Überhaupt muss man sich vor Augen halten, dass mit einem höheren Digitalisierungsgrad zwar auch die potenzielle Gefahr von Cyberattacken steigt, sich die Digitalisierung jedoch nicht losgelöst von der IT-Sicherheit entwickelt. So arbeitet das Aachener Fraunhofer IPT aktuell im Rahmen eines Forschungsprojekts beispielsweise an Sicherheitschecks für KMU. Denn gerade kleine und mittlere Betriebe seien zwar bestrebt, die Potenziale der Industrie 4.0 auszuschöpfen, sehen sich aber überproportional häufig mit der Gefahr konfrontiert, Opfer von Cyberangriffen zu werden.

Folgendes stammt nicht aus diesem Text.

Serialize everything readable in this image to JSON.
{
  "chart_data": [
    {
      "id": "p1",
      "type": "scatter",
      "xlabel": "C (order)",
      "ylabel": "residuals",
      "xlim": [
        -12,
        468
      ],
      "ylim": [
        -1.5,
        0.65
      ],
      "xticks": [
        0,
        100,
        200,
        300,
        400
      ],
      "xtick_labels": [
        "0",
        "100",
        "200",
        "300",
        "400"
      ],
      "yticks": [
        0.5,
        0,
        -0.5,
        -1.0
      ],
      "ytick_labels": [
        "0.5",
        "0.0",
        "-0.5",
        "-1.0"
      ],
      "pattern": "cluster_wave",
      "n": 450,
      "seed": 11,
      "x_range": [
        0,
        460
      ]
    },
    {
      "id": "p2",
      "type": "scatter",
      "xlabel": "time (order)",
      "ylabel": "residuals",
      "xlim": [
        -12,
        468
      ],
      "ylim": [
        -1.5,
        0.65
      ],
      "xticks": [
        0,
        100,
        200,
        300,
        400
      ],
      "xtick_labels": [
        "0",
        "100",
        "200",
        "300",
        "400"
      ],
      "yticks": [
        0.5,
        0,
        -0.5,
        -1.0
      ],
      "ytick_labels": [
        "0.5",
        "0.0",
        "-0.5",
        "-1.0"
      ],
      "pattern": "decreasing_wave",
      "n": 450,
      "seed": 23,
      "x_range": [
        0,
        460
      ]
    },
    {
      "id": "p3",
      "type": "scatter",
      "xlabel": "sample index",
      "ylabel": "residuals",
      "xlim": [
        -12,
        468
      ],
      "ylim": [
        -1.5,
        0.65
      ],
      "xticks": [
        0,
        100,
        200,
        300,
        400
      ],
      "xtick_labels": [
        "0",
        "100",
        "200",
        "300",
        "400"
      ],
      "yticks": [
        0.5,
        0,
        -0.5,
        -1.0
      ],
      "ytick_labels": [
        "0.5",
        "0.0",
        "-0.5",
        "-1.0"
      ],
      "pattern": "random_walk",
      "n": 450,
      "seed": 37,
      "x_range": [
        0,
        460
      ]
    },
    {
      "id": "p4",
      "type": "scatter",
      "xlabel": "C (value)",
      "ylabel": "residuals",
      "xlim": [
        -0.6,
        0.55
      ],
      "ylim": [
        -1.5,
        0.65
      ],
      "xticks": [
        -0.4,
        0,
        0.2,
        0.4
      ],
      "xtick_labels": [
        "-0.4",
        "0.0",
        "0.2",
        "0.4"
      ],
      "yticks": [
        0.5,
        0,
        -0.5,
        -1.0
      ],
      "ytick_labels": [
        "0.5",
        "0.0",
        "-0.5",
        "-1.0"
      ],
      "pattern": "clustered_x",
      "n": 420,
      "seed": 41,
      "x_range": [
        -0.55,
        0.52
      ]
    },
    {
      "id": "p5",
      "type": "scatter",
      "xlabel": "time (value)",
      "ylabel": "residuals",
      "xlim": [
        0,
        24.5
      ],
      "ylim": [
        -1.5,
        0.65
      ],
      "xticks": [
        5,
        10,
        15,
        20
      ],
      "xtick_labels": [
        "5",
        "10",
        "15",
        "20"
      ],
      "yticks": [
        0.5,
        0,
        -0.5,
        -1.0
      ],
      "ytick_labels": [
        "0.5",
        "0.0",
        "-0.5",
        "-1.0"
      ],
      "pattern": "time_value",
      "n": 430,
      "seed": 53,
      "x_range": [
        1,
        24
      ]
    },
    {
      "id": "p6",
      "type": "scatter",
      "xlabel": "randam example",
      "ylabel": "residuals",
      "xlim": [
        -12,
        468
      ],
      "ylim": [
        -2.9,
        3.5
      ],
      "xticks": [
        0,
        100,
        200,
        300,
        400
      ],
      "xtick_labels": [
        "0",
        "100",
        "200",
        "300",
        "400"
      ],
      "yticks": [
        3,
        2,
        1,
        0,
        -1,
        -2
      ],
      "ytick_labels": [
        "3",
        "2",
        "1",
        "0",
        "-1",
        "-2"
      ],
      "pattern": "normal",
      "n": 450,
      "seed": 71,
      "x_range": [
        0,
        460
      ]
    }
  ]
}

Konkret will man deshalb in Aachen einen webbasierten Fragebogen mit automatisierten Netzwerkanalysetools kombinieren, die die aktuelle Situation in den Unternehmen mit einem Referenzmodell abgleichen. Das Referenzmodell berücksichtigt dabei die Anforderungen und Empfehlungen der geltenden Normen, Richtlinien und Gesetze ebenso wie bekannte Erfolgsbeispiele aus der Unternehmensorganisation. Als Ergebnis erhält der Anwender dann eine ausführliche Bewertung seines aktuellen Sicherheitslevels. Darüber hinaus schlägt das System geeignete Maßnahmen in Form einer Prioritätenliste vor und empfiehlt jeweils passende Sicherheitslösungen.


Kurz: IT-Sicherheit ist zwar eine Herausforderung, die bei höherem Digitalisierungsgrad nicht unterschätzt werden darf. Es ist jedoch eine, der sich alle Unternehmen stellen müssen und bei der niemand alleine nach Lösungen suchen muss.